Выбрать главу

Однако автор передовицы спохватывается: ведь опасно высказывать порицания государству. Он направляет поэтому свои упрёки по адресу представителей власти, его обвинение, направленное против свободы печати, принимает форму обвинения против цензоров. Он обвиняет цензоров в том, что цензура применялась ими «слишком слабо».

«Достойная порицания мягкость, правда, не со стороны государства, а со стороны «отдельных представителей власти», проявлялась до сих пор в том, что позволяли новейшей философской школе самые недостойные выпады против христианства — как на страницах газет, так и в других изданиях, предназначенных не только для узкого круга учёных людей».

Автор снова делает паузу — и снова спохватывается. Всего только дней восемь назад он находил, что свобода цензуры оставляет мало места для свободы печати, теперь же он находит, что в угнетении печати цензорами слишком мало цензурного гнёта.

Надо как-нибудь выпутаться из этого противоречия.

«Пока ещё существует цензура, её настоятельнейший долг — вырезывать те отвратительные наросты мальчишеского бесчинства, которые в последние дни так часто оскорбляли наш глаз».

Слабые глаза! Слабые глаза! И «самый слабый глаз будет оскорблён выражением, которое может быть рассчитано только на уровень понимания широкой массы».

Если одно уже смягчение общей цензуры даёт возможность появиться отвратительным наростам, то разве не в большей ещё мере будет способствовать этому свобода печати? Если наши глаза настолько слабы, что они не выносят вида «бесчинств» подцензурной печати, то каким же образом они станут настолько сильными, чтобы выносить «смелость»{39} свободной печати?

«Пока существует цензура, её настоятельнейший долг…». Ну, а если бы она перестала существовать, что тогда? Эта фраза должна быть понята так: настоятельнейший долг цензуры — продолжать существовать как можно дольше.

И автор снова спохватывается:

«Мы не призваны выступать в качестве публичного обвинителя, и мы поэтому отказываемся от более подробных указаний».

Что за ангельская доброта в этом человеке! Он отказывается от более конкретных «указаний», а ведь только совершенно конкретными, совершенно определёнными пояснениями он мог бы доказать и показать, чего он сам, собственно, хочет. Вместо этого он лишь произносит вполголоса, как бы вскользь, неясные слова с целью сеять подозрения. Он не призван выступать публичным обвинителем, а призван выступать только тайным обвинителем.

В конце концов, бедняга вспоминает, что его обязанность состоит ведь в том, чтобы писать либеральные передовицы и изображать из себя «лойяльного поборника свободы печати». Вот он и становится в позу такого поборника:

«Мы не могли подавить в себе протеста против такого образа действий, который, если не является просто следствием случайного упущения, не может иметь другой цели, как только дискредитировать в общественном мнении более свободное движение печати и дать таким образом козырь в руки противникам этой свободы, боящимся выступить с открытым забралом, чтобы не потерпеть неудачу».

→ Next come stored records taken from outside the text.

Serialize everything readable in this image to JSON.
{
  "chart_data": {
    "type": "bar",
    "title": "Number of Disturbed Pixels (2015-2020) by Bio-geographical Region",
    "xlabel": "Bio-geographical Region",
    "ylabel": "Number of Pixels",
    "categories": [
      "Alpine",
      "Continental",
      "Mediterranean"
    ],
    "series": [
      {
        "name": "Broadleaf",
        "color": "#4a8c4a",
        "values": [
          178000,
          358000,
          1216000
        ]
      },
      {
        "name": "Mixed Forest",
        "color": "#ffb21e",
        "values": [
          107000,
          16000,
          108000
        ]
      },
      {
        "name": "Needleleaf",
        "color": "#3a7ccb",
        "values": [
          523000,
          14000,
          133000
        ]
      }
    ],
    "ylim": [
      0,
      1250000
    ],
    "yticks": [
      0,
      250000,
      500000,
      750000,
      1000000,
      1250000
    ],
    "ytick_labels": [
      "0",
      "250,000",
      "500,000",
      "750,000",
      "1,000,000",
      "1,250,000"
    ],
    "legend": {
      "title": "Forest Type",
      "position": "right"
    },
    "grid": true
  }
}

Цензура, — поучает нас этот столь же смелый, сколь и остроумный защитник свободы печати, — если она только не является английским леопардом с надписью: «I sleep, wake me not!»{40}, пошла по этому «пагубному» пути, дабы скомпрометировать перед общественным мнением более свободное движение печати.

Разве надо ещё компрометировать такое движение печати, которое считает своим долгом обращать внимание цензуры на «случайные упущения», которое надеется, что «перочинный нож цензора» поддержит его реноме перед общественным мнением?

«Свободным» может быть названо такое движение лишь постольку, поскольку и вольность бесстыдства иногда именуется «свободой», а разве это не бесстыдство глупости и лицемерия — выдавать себя за поборника расширения свободы печати и одновременно с этим поучать нас, что пресса неминуемо свалится в канаву, как только её перестанут водить под руку два жандарма.

И к чему вся цензура, к чему все эти передовицы, если философская пресса сама себя компрометирует в глазах общественного мнения? Разумеется, автор ни в коем случае не хочет ограничения «свободы научного исследования».

«В наши дни научному исследованию предоставлено по праву самое широкое, самое неограниченное поприще».

Какое, однако, представление о научном исследовании имеет сей муж, это может показать следующее заявление:

«Необходимо проводить строгое различие между тем, чего требует свобода научного исследования, от которого само христианство может только выиграть, и тем, что лежит за пределами научного исследования».